Diante da mudança do cenário de inflação e juros, os principais family offices do mundo revisaram suas estratégias de alocação no último ano, abrindo mão da liquidez imediata para priorizar retornos maiores no longo prazo.
É o que mostra o relatório Global Family Office Report 2022, do UBS, um estudo anual que oferece insights sobre os principais desafios, tendências e oportunidades enfrentados pelos mais importantes family offices do planeta.
De acordo com o documento, entre as maiores preocupações dos escritórios que administram grandes fortunas estão a alta da inflação, a geopolítica mundial e os valuations ainda elevados em diversas classes de ativos.
O relatório do UBS é um dos mais importantes do segmento e apresenta uma análise de como estão estruturados os portfólios de famílias com alto patrimônio líquido, fornecendo dados sobre planejamento financeiro, patrimonial, tributário e sucessório.
Outra tendência importante no asset allocation desses investidores mais sofisticados está a participação maior de operações de private equity, crédito privado e investimentos sustentáveis.
Neste artigo, vamos compreender melhor como foi a atuação dos family offices em 2022 e quais lições podemos tirar das suas estratégias de investimento em um ano que foi extremamente desafiador nos mercados.
Os tópicos que vamos abordar a partir de agora são os seguintes:
O que são family offices?
Family offices são serviços especializados de gestão de patrimônio e investimentos de famílias com grandes fortunas.
São uma espécie de assessoria que cuida de todos os aspectos importantes do patrimônio dessas famílias abastadas, desde as áreas jurídica e contábil até estratégias de asset allocation em diferentes classes de ativos, como os investimentos alternativos.
O objetivo principal dos family offices é garantir que o patrimônio das famílias cresça ao longo do tempo e seja adequadamente transferido para as próximas gerações.
Existem dois tipos de family offices:
- family office próprio, também chamado de single-family office, é uma empresa criada pela família para gerir seu patrimônio e investimentos. Nesse caso, o controle total do family office é da família, e os serviços prestados serão justamente aqueles desejados por ela para satisfazer todas as suas necessidades.

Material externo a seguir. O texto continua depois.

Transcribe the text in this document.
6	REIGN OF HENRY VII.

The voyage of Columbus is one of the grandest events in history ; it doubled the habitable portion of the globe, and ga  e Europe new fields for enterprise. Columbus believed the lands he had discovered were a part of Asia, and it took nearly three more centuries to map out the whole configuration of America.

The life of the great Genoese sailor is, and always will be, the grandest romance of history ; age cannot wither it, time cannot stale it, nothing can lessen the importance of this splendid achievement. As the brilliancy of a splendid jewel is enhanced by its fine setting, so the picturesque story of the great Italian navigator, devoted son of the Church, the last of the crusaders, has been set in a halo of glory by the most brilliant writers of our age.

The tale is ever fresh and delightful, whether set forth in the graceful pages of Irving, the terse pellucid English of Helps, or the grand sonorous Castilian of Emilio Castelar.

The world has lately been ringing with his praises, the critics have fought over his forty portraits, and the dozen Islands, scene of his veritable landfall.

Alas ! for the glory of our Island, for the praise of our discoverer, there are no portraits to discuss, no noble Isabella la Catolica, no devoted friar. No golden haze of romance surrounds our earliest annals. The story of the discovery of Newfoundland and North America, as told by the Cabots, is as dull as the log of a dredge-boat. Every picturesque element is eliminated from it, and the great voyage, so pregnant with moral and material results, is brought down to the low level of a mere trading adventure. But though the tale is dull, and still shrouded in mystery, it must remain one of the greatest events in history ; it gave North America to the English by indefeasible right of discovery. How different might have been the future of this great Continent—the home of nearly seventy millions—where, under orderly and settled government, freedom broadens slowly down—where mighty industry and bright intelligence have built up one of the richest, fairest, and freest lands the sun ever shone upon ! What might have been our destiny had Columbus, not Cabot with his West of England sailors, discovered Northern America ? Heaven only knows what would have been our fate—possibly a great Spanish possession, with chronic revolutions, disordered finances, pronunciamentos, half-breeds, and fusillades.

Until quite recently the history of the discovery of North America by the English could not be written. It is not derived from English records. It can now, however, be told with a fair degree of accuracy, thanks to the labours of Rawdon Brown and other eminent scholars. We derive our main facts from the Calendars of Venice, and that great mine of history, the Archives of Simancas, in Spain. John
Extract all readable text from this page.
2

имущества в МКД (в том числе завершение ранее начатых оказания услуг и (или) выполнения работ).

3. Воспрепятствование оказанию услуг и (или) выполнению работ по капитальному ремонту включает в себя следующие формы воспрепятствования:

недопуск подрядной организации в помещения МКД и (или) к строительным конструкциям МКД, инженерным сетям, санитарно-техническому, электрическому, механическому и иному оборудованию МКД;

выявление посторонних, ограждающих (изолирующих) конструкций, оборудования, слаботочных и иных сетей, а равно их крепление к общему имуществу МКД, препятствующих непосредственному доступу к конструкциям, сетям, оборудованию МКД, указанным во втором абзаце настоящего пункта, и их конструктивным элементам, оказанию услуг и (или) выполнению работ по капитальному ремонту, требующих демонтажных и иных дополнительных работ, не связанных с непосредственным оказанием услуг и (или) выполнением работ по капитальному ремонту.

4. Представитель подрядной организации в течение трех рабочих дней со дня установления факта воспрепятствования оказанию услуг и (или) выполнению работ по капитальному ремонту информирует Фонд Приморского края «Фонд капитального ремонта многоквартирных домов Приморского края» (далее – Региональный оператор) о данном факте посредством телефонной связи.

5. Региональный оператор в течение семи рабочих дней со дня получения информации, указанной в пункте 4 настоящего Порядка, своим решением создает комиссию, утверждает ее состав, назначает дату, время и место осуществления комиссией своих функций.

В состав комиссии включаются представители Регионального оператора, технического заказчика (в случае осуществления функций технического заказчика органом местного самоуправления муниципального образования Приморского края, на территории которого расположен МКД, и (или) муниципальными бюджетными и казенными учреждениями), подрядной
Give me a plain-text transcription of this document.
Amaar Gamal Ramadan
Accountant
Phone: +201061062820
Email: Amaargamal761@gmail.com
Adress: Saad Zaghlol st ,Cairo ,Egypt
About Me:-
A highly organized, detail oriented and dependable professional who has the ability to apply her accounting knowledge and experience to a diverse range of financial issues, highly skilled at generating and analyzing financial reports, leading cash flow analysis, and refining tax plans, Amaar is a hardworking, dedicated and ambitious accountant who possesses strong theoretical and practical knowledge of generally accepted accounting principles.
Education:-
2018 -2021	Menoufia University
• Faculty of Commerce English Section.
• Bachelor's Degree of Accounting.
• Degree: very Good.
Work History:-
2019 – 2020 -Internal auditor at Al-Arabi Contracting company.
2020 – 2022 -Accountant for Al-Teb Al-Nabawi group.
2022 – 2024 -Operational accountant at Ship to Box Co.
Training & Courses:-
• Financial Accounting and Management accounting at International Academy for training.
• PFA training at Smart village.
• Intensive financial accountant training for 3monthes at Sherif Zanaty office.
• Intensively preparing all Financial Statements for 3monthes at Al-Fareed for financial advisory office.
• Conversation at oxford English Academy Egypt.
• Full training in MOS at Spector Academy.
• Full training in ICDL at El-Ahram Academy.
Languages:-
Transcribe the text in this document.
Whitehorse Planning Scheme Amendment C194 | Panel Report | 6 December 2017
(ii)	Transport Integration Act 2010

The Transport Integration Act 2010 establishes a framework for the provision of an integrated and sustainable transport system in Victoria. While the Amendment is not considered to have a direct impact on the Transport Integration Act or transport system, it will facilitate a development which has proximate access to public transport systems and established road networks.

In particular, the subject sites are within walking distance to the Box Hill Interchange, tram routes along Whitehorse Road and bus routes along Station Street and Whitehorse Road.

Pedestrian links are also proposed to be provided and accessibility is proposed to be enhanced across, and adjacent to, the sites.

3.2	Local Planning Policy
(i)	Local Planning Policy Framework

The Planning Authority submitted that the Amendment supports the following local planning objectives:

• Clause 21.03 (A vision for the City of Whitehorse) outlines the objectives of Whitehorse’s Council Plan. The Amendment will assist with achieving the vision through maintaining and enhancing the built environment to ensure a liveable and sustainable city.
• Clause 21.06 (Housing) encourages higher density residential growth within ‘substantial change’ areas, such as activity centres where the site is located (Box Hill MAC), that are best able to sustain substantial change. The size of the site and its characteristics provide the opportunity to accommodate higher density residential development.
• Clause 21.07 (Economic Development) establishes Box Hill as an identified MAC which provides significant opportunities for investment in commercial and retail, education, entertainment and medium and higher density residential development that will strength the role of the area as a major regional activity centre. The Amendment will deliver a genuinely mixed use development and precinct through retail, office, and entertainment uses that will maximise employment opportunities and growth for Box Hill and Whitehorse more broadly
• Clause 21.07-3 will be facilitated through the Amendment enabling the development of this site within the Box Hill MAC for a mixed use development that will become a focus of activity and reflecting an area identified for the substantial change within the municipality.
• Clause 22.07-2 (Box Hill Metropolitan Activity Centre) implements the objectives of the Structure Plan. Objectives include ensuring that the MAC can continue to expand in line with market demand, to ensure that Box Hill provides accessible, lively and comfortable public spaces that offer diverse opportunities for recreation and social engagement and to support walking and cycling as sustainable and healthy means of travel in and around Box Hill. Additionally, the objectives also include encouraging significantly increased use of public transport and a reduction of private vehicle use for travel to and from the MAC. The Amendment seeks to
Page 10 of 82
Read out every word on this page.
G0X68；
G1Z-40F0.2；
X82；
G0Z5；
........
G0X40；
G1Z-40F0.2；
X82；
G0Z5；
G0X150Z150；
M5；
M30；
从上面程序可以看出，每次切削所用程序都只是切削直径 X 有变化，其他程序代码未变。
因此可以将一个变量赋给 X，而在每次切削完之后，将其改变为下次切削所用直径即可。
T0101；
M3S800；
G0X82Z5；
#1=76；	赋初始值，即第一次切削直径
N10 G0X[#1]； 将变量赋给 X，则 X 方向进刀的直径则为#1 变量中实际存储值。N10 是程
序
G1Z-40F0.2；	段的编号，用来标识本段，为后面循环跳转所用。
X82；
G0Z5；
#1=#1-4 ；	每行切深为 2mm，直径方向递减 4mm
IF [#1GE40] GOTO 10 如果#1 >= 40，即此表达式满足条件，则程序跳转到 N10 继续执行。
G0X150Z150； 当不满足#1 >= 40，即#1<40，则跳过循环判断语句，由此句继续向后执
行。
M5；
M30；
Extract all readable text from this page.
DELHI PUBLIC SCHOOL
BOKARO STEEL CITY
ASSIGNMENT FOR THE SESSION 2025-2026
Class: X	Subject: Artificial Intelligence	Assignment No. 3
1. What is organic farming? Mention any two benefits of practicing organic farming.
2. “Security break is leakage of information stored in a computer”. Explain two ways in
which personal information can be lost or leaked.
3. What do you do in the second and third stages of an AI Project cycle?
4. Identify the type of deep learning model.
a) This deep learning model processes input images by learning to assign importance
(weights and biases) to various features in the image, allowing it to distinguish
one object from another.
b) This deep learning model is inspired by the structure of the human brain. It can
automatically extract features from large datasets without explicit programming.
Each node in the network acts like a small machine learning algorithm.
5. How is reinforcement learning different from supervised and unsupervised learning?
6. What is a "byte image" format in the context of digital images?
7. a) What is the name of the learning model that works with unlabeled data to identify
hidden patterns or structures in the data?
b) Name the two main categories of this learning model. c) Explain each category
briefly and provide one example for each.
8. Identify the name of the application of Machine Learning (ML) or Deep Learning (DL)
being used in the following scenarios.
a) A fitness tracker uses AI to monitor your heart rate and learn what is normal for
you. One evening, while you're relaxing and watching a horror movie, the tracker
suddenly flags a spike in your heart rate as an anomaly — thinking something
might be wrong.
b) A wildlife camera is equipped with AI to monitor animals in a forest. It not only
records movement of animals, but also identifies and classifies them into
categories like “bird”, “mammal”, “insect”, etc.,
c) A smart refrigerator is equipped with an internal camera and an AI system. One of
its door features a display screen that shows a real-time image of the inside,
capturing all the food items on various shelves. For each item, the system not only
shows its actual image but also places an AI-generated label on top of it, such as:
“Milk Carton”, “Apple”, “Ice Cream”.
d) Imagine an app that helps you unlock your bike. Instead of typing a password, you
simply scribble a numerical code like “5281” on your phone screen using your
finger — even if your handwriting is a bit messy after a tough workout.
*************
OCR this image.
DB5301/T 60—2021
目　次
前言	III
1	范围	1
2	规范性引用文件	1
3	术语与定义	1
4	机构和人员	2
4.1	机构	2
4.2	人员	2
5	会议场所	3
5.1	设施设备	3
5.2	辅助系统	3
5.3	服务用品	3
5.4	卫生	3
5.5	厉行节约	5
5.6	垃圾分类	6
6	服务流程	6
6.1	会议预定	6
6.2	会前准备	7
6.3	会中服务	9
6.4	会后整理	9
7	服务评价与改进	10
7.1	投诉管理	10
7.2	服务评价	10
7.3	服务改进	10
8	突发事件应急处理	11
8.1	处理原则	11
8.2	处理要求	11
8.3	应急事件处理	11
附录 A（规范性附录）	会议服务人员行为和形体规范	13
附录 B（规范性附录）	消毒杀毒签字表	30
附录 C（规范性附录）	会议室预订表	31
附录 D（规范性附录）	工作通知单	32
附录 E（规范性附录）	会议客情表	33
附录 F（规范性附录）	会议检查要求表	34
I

- family office terceirizado, também chamado de multi-family office, é uma empresa que presta serviços para várias famílias com alto patrimônio líquido ao mesmo tempo. Nesse caso, o controle do family office é da empresa terceirizada, e os serviços prestados serão aqueles padronizados pela empresa para atender às demandas comuns das famílias.
A estratégia de alocação de ativos dos family offices depende do perfil e dos objetivos de cada família; no entanto, é possível observar algumas tendências no mercado brasileiro e mundial.
Entre os exemplos de investimentos feitos pelos escritórios familiares, podemos citar:
- Ações: Os family offices podem investir em ações de empresas públicas e privadas, com o objetivo de obter retornos de longo prazo e gerar renda por meio de dividendos.
- Títulos públicos e privados: Os family offices podem investir em títulos, incluindo títulos do governo, corporativos e municipais, como uma forma de gerar renda fixa e minimizar o risco em seu portfólio.
- Imóveis: Os family offices frequentemente investem em imóveis comerciais, como edifícios de escritórios, shoppings, hotéis e propriedades residenciais, como forma de gerar renda por meio de aluguel e valorização do imóvel ao longo do tempo.
- Private Equity: Os family offices podem investir em private equity, que são investimentos em empresas não listadas em bolsa. Esses investimentos podem gerar retornos significativos a longo prazo, mas também podem ser mais arriscados do que outros tipos de investimentos.
- Crédito privado: os escritórios familiares também investem em fundos de crédito privado que podem oferecer uma ampla gama de estratégias de investimento, como empréstimos garantidos, empréstimos não garantidos, empréstimos de primeiro e segundo grau, empréstimos mezanino, entre outros.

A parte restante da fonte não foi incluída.